Testy Pony, by Zachary Schomburg

I normally don’t like what is often called prose poetry. I admit that I don’t really get it. For me poetry (aside from the requirements of beauty, excellence and a sense of reaching for something true) has always been in the line. But this poem feels like a poem to me, despite it’s complete lack of any form that to me resembles poetry.

It was the poem of the day one day last week on the email list from the American Academy of Poets. I liked it, but I felt a need to experiment. Even though I wasn’t going to show it to anyone else, I thought if I relined it I would be able to read it better, and it would do something for my OCD-ish need for structure. So I copied it and made the lines end where I felt was appropriate. Funny thing is, although I cannot explain why, seeing it on the page in neat lines ruined it for me. I didn’t like how it looked, or how it sounded when I read it. So I let Mr. Schomburg have his way and I red it on the screen in paragraph form just how he wrote it.

Is it a poem? Is it flash fiction? I cannot express to you why, except to say that it is all metaphor, and it punches me right in the gut… so I want to say it is a poem after all.

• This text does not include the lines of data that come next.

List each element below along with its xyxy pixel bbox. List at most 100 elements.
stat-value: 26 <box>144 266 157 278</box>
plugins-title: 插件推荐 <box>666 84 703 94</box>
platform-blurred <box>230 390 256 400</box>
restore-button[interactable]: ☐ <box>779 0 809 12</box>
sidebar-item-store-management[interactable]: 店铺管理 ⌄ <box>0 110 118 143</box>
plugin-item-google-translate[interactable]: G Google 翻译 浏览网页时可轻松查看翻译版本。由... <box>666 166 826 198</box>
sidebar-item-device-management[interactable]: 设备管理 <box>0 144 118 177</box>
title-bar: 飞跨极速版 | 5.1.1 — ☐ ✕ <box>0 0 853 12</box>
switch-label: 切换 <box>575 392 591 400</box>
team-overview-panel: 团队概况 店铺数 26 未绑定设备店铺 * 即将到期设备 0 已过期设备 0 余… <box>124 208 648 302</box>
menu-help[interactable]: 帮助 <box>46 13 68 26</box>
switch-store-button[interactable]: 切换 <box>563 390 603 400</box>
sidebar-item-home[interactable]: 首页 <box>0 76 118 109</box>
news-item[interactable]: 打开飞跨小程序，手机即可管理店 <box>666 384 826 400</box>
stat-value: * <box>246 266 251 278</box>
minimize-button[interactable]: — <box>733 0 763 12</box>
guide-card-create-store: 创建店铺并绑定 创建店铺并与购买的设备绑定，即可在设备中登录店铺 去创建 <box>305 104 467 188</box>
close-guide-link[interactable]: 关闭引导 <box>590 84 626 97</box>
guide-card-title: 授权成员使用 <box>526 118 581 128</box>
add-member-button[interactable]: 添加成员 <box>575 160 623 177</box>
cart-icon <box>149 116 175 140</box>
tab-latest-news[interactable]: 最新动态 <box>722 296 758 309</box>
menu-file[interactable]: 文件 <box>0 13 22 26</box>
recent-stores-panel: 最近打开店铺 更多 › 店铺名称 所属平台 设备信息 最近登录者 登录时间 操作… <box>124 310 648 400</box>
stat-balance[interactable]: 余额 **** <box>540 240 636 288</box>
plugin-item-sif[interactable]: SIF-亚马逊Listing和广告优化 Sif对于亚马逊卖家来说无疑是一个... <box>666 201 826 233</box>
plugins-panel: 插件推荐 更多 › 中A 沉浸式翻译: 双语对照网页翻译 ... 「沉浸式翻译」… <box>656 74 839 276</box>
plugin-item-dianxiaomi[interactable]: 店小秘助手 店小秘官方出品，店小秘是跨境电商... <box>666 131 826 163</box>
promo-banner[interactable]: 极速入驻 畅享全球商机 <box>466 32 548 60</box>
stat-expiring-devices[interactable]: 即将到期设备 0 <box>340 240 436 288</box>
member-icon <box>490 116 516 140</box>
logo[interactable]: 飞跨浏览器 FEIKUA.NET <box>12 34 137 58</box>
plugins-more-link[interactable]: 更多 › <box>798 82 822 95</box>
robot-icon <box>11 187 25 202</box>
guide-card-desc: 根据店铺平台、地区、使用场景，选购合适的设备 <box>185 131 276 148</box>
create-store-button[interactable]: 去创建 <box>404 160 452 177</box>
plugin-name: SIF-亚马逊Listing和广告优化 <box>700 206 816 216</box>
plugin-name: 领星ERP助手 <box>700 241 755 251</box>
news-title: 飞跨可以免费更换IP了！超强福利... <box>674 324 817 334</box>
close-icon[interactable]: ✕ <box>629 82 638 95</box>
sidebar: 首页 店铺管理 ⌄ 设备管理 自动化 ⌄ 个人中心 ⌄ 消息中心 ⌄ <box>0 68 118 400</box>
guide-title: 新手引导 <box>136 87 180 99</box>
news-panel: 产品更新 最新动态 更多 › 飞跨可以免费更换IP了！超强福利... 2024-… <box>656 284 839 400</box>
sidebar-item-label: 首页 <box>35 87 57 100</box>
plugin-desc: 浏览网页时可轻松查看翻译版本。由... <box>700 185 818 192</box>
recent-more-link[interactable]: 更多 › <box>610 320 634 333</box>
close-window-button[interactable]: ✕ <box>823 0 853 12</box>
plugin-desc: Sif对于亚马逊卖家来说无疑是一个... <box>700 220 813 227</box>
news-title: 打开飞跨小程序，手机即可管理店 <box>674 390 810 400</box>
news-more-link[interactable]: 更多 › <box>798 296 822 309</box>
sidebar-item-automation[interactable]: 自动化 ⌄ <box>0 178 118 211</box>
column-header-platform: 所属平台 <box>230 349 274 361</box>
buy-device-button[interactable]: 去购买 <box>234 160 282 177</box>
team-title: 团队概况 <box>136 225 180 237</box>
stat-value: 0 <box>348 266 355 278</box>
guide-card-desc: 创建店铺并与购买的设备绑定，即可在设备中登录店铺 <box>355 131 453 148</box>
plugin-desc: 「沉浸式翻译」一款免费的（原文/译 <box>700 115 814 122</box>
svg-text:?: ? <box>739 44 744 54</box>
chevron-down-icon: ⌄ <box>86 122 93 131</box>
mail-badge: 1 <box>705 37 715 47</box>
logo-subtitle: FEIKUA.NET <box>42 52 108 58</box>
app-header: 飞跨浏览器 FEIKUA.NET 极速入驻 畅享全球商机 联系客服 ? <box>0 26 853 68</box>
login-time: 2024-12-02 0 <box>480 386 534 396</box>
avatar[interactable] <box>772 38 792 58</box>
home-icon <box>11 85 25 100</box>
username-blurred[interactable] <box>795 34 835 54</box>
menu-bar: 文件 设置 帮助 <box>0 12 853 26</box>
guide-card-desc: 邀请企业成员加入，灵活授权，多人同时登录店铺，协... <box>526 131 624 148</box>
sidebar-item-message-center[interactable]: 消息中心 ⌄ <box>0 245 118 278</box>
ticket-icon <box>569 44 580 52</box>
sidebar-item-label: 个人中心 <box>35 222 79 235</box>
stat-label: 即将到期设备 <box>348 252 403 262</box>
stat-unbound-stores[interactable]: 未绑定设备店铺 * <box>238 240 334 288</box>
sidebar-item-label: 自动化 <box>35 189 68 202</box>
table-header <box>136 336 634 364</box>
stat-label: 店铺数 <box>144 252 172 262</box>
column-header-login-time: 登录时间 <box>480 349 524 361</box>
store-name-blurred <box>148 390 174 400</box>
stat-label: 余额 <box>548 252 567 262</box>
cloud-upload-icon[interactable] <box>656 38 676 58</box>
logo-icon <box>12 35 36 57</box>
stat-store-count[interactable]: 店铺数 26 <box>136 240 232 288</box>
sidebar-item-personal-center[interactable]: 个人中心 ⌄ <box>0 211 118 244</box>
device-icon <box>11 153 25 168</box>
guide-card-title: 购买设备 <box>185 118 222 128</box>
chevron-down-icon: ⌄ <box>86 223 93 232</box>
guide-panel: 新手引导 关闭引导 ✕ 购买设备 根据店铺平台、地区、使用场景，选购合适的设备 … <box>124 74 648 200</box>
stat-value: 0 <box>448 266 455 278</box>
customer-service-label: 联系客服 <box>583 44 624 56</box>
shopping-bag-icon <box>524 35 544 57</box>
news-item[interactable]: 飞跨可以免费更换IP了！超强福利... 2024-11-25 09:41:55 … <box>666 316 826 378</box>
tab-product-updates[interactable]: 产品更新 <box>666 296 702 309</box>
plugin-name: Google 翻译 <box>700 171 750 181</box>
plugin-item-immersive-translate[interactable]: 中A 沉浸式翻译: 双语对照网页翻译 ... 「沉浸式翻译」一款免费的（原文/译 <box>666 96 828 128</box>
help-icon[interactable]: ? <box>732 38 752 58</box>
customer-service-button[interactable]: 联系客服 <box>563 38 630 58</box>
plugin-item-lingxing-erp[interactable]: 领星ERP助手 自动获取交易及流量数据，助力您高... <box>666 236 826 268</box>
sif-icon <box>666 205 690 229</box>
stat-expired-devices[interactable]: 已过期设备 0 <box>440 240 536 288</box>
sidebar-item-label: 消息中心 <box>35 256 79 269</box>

Forgive me Zachary S. But hey, at least you know that you have my attention, right?

Testy Pony
by Zachary Schomburg

I am given a pony for my birthday, but it is the wrong kind of pony. It is the kind of pony that won’t listen. It is testy. When I ask it to go left, it goes right. When I ask it to run, it sleeps on its side in the tall grass. So when I ask it to jump us over the river into the field I have never before been, I have every reason to believe it will fail, that we will be swept down the river to our deaths. It is a fate for which I am prepared. The blame of our death will rest with the testy pony, and with that, I will be remembered with reverence, and the pony will be remembered with great anger. But with me on its back, the testy pony rears and approaches the river with unfettered bravery. Its leap is glorious. It clears the river with ease, not even getting its pony hooves wet. And then there we are on the other side of the river, the sun going down, the pony circling, looking for something to eat in the dirt. Real trust is to do so in the face of clear doubt, and to trust is to love. This is my failure, and for that I cannot be forgiven.